Skou, CEO of Maersk, the world’s second largest container shipping company, said in an interview that the factors that previously drove the boom in container shipping during the first wave of the COVID-19 epidemic may reverse significantly after August. The “bullwhip effect” of shrinking demand and increasing supply has impacted container transportation. He said: “The factors that have led to the boom in container shipping since the end of the first wave of the pandemic may soon reverse sharply.”
“When that happens, it will happen quite quickly and we expect this (the drop in traffic) to be unlikely to happen early in the second half and probably not until August or later,” Skou said “I don’t want to say I’m scared.”
The third quarter is the traditional peak season for shipping, but two major factors, including inflation and the lifting of lockdown, are changing consumer behavior in Europe and the United States. Inflation affects consumer confidence in Europe and the United States. After the lifting of lockdown, consumption shifts from goods to services, which may slow down manufacturing in Europe and the United States. The industry and retail industry are pulling goods.
Industry insiders said that according to the usual practice, European and American retailers and manufacturing industries start to pull goods in July, but this year there is a strong wait-and-see atmosphere. The soaring freight rates during the peak season of sea transportation last year may not be repeated, and the trend of cargo volume and freight prices may be difficult to reproduce. It will be clearer in mid-to-late July.
Attachment: Strikes in many European countries affect sea, land and air transportation
Recently, due to high inflation, food and energy prices have continued to rise, and it has been difficult to reach an agreement on labor salary increases. Strikes by worker unions in various places have occurred one after another, and sea, land and air freight have been affected to varying degrees.
Germany: Due to the breakdown of wage increase negotiations, the Ver.di union, which represents about 12,000 workers at seaports such as Emden, Bremerhaven, Brake, Wilhelmshaven and Hamburg, separately Warning strikes were held on June 9 and 23, and port operations were suspended, resulting in a backlog of ships in the German North Sea.

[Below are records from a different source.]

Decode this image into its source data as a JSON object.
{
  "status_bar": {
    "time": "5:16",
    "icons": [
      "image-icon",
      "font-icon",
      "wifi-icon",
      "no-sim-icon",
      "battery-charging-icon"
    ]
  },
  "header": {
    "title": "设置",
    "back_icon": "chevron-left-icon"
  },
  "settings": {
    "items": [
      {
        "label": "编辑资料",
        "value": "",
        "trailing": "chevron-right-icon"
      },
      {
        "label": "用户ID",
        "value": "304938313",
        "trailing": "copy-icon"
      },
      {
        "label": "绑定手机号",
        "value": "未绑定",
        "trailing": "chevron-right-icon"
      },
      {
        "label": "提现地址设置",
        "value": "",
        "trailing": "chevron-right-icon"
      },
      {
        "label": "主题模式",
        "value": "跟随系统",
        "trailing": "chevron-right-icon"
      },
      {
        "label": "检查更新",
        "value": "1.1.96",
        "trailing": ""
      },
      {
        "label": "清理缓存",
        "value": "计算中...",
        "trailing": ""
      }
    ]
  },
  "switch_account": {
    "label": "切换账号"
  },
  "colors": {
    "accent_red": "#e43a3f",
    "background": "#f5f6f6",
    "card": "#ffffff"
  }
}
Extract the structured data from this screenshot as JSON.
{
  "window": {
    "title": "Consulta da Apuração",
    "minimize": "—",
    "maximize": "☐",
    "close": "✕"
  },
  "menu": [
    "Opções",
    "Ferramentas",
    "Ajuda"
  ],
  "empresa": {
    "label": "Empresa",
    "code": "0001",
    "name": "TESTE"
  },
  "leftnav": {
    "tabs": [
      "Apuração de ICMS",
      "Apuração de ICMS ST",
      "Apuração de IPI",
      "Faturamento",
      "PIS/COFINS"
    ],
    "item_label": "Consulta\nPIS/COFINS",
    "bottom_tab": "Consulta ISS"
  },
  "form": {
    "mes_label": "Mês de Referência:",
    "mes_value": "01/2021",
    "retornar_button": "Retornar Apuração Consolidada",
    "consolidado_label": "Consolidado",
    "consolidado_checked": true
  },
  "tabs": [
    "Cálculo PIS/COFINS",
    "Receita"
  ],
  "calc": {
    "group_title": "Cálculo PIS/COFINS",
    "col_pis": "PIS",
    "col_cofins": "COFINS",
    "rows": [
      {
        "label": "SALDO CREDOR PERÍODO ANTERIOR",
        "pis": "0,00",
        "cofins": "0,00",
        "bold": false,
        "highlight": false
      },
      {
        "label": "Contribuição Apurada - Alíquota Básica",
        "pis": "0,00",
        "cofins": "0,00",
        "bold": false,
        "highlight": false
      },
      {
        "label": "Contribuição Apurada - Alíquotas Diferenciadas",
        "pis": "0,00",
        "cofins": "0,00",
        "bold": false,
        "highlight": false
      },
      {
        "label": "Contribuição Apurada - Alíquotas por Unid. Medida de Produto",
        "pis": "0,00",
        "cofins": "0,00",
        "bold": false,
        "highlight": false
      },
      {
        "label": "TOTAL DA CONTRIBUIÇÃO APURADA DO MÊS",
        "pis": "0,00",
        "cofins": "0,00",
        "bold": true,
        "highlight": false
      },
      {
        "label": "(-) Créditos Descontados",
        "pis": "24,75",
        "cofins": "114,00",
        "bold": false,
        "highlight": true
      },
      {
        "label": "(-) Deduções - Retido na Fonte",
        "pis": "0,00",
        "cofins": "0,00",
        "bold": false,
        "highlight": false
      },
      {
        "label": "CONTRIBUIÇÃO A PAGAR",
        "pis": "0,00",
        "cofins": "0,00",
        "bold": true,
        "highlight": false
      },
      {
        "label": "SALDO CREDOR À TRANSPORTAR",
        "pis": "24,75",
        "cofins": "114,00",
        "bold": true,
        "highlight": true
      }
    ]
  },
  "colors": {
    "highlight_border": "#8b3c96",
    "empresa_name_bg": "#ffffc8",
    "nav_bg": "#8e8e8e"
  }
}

Belgium: On June 20, Belgian trade unions went on strike, causing serious disruptions to public transportation services and airports in the country. The operations of the Port of Antwerp-Brugge, one of Europe’s largest ports, were also affected.
UK: About 40,000 railway workers in the UK went on strike on June 21, 23 and 25. This was the country’s largest railway strike in 30 years. The strike caused severe disruption to the rail network, bringing most services to a standstill.
As the “summer of discontent” spreads across Europe, Spanish and French employees at low-cost airlines such as Ryanair and easyJet have recently announced new strikes to express their protest against poor working conditions.